- DeepMind has developed a new generative weather prediction model
- It’s been trained on 39 years of global weather data
- It’s more accurate than the current forecasting standard 97.2% of the time
If you still find yourself getting caught out and frustrated by inaccurate weather forecasts, Google has some good news: DeepMind, its AI research lab, has unveiled a generative model which can forecast the weather with incredible accuracy, up to 15 days in advance.
In simple terms, GenCast is an AI model that’s similar to ChatGPT. The difference with GenCast is that it’s been specifically adapted to the Earth’s geometry. Fed with recent weather data, it’s able to generate future weather scenarios and suggest the most probable outcome.
The team at DeepMind trained GenCast on archival weather data collected between 1979 and 2018. This included temperature, wind speed and air pressure readings from around the globe. Based on this, the model was able to learn global weather patterns.
To test its effectiveness, Google then compared the model’s predictions against the industry’s current best forecasting tool, the Ensemble Forecast (ENS).
The model was asked to generate a forecast for 2019, with 1,320 combinations of variables and lead times. GenCast was more accurate than ENS 97.2% of the time. For forecasts more than 36 hours in advance, that increased to 99.8%. That accuracy also applied to the prediction of extreme weather events, such as tropical cyclones.
What’s even more remarkable is that, according to DeepMind, it took a single Google Cloud Tensor Processing Unit v5 – the circuits that Google uses to accelerate machine learning tasks – only eight minutes to produce a 15-day forecast. Traditional ensemble forecasts take several hours to complete, running on supercomputers with thousands of processors.
No meteorologist replacement
Traditional ensemble forecasts project weather patterns based on complex physics-based calculations using gathered data. GenCast takes that same data and generates the most likely scenario, informed by everything it’s learned from historic weather data.
GenCast won’t put meteorologists out of work. The model is only as reliable as the data it’s trained on and, in a changing climate, past weather patterns may not prove a reliable basis for forecasting far into the future. There are also a number of atmospheric variables which GenCast can’t account for, meaning manual equations will still be required to arrive at a dependable prediction.
It’s likely that GenCast will become another tool in the meteorological arsenal, with its input considered alongside other data sources. Human experts will still be required to make an assessment of the most likely scenario.
GenCast also isn’t the first use of deep learning to achieve more precise weather forecasts. FourCastNet is a data-driven forecasting model from Nvidia, while Huawei’s Pangu-Weather model has proven more accurate than numerical weather prediction in tests. Atmo, a San Francisco company, is also developing AI models to improve forecasting based on real-time weather data.
DeepMind sees applications for GenCast beyond standard forecasting.
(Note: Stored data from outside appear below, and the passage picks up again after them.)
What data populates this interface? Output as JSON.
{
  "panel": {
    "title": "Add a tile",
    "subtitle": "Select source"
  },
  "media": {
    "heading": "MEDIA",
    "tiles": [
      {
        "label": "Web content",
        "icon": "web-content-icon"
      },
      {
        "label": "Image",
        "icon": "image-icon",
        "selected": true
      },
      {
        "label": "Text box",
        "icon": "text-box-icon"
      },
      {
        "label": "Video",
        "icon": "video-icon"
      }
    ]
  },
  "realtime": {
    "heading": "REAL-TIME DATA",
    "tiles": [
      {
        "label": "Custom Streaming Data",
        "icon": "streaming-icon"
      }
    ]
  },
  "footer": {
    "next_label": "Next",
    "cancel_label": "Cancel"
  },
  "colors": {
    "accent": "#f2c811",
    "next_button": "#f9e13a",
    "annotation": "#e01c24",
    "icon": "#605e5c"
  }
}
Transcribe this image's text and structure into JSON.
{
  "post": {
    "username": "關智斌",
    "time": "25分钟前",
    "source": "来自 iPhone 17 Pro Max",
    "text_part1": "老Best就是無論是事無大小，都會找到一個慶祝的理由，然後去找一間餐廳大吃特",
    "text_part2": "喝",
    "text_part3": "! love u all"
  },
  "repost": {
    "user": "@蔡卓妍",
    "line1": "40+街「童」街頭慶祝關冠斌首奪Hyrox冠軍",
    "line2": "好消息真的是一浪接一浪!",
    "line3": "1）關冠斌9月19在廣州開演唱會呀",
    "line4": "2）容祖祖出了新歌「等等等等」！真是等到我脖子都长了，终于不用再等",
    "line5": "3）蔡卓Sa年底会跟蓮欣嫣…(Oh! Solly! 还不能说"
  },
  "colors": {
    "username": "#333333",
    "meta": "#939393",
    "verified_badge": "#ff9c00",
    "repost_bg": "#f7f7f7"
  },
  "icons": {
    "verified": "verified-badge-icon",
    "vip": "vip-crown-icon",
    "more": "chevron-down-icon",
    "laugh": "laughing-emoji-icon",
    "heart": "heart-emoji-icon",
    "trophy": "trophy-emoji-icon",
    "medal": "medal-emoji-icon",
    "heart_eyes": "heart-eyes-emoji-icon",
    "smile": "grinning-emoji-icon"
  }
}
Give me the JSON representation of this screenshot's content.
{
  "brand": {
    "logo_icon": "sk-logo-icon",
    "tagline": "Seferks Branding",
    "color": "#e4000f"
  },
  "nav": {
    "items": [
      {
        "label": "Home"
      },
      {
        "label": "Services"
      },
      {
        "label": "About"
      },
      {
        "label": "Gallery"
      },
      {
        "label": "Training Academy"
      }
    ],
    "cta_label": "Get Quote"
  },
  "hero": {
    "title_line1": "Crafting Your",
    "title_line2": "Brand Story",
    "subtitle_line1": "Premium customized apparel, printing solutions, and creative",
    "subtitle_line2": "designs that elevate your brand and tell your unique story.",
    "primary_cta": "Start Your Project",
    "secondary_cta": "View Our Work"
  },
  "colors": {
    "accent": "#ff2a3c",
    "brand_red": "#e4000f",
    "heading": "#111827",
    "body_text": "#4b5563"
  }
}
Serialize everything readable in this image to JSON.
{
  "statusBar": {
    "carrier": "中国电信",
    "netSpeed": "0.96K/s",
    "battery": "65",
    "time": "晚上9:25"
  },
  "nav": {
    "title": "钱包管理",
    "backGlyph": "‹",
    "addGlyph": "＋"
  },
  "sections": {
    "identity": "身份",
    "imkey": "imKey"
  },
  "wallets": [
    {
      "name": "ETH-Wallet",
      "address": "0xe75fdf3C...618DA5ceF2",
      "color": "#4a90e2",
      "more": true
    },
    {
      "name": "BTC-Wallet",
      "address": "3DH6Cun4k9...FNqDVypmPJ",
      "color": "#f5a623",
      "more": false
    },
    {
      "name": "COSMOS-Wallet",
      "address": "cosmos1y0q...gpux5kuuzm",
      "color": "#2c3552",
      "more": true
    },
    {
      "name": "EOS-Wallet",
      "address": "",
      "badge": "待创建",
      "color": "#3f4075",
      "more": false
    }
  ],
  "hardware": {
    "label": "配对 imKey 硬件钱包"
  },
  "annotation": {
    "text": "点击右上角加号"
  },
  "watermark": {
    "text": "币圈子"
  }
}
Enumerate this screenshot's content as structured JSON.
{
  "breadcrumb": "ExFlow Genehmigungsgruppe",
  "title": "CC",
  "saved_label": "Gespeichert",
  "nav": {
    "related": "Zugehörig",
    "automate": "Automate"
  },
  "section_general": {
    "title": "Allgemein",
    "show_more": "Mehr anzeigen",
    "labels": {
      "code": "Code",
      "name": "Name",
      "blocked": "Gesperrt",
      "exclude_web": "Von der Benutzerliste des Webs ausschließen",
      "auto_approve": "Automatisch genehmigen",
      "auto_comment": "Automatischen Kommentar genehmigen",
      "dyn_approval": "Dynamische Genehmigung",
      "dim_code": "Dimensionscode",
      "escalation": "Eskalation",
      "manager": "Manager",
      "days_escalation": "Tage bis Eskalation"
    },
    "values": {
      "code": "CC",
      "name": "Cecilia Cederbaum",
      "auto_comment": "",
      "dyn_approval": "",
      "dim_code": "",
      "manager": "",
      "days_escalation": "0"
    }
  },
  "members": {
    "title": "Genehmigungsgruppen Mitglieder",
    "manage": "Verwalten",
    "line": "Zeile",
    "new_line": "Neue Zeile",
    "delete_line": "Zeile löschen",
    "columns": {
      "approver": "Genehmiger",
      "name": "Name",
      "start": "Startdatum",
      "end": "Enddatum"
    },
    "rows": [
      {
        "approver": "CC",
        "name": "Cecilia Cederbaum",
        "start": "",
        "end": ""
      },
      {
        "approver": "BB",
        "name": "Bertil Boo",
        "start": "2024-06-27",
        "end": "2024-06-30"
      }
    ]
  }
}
By providing the probability of different weather events, GenCast allows officials to plan for different outcomes and allocate resources accordingly. Google also sees a future where wind-power forecasting could influence renewable energy planning.
For now, the team at DeepMind is continuing research and develop GenCast as one of several AI-based weather models, including its deterministic medium-range forecasts. The model is open and DeepMind will soon be releasing real-time and historical forecasts, for integration into other models.